Tout l’art du dérapage contrôlé

Un coup de cœur du Car­net

Bernard QUIRINY, Vies con­ju­gales, Rivages, 2019, 217 p., 18.50 €, ISBN : 978–2‑7436–4738‑4

En moins d’une quin­zaine d’années, Bernard Quiriny s’est tail­lé une place envi­able dans le monde des let­tres belges fran­coph­o­nes, comme en témoignent les nom­breux prix qui lui ont été décernés et l’accueil chaleureux réservé à ses œuvres. Il n’a pour­tant pas choisi la facil­ité, lui qui pra­tique volon­tiers le genre de la nou­velle (son recueil Con­tes car­ni­vores a obtenu le Prix Rossel en 2008) en alter­nance avec celui, plus courant, du roman.
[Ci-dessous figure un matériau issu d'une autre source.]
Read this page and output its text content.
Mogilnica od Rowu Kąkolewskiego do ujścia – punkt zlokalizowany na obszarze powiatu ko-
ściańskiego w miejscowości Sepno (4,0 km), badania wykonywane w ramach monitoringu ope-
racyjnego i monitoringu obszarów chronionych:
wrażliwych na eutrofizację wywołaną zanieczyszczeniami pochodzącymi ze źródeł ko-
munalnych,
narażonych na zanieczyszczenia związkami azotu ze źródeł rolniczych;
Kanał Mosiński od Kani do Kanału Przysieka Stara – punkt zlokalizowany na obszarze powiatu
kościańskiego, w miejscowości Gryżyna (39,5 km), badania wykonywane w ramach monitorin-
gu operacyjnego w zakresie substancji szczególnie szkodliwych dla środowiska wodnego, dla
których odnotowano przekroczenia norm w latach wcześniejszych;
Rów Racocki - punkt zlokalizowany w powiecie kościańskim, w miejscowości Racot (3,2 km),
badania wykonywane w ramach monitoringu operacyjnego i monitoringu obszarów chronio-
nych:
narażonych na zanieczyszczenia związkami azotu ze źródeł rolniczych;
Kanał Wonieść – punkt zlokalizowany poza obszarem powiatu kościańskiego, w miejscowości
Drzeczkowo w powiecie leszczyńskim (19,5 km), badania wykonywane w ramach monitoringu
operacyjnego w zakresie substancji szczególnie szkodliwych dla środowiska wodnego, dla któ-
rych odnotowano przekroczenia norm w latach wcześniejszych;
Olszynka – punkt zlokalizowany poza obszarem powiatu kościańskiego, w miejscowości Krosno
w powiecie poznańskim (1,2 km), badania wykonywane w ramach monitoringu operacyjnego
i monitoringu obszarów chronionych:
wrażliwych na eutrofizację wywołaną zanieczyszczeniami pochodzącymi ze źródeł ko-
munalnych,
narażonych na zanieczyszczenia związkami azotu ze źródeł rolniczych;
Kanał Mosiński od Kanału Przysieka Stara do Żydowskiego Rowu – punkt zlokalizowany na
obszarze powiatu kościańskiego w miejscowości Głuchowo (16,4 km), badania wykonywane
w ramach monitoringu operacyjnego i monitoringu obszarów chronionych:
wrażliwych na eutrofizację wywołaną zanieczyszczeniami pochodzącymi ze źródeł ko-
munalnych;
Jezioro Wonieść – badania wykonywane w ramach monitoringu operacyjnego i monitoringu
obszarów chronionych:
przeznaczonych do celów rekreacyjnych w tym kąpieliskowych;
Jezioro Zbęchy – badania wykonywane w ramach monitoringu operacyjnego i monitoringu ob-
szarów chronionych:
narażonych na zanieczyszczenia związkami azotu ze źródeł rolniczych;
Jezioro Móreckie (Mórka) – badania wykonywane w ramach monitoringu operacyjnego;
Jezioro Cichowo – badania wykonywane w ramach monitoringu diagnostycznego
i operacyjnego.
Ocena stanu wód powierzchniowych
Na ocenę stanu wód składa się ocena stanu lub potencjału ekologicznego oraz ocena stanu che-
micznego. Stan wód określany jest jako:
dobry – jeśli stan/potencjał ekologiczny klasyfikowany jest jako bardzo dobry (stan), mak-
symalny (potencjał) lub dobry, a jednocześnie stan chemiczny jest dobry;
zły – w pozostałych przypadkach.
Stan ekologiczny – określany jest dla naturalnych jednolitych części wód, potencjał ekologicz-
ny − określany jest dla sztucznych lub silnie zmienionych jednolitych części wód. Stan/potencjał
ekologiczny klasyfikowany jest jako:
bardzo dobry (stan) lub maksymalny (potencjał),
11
Dans la ving­taine de réc­its que compte Vies con­ju­gales, son nou­v­el opus, il lui suf­fit de quelques lignes pour semer le trou­ble. Sans crier gare, inspi­rant la con­fi­ance, sur un ton qui frise l’objectivité d’un doc­u­men­taire, il lance des fables où, sur un déclic indis­tinct, s’immisce un élé­ment qui défie la ratio­nal­ité des choses. Ain­si, dans Le club des séden­taires, qui ouvre le recueil, il nous présente une com­péti­tion des­tinée aux vic­times de la pho­bie des voy­ages qui octroie un prix à celui de ses mem­bres qui effectue le par­cours le plus loin­tain. S’il prend soin de nous pré­cis­er qu’ « on croirait une blague, mais c’est très sérieux », c’est sans doute que cet aver­tisse­ment vaut en général pour l’ensemble des textes. Ailleurs, la fig­urine d’un auto­mate d’une boîte à musique armé d’un sabre s’anime et sème l’horreur. Plus sub­til encore : on con­state que la venue d’un nou­veau-né coïn­cide avec le décès d’une autre per­son­ne, que la pop­u­la­tion d’un vil­lage cesse de mourir, que des per­son­nes fig­u­rant sur des cartes postales du début du XXe siè­cle sont tou­jours en vie, que de jeunes enfants sont la repro­duc­tion exacte d’adultes. Ailleurs, les per­son­nes qui retour­nent sur leur lieu de nais­sance y décè­dent aus­sitôt.

Ou encore, dans Usus, Fruc­tus, un cou­ple acquiert une mai­son sur une île de rêve et décou­vre que ses habi­tants n’ont aucune notion de la pro­priété privée, devant renon­cer à tout espoir de faire respecter cette valeur fon­da­men­tale en France. Quant aux vari­a­tions ludiques sur le thème des pré­faces, dédi­caces et autres bib­li­ogra­phies, elles n’épargnent pas les rit­uels lit­téraires con­venus et assurent la part d’autodérison. 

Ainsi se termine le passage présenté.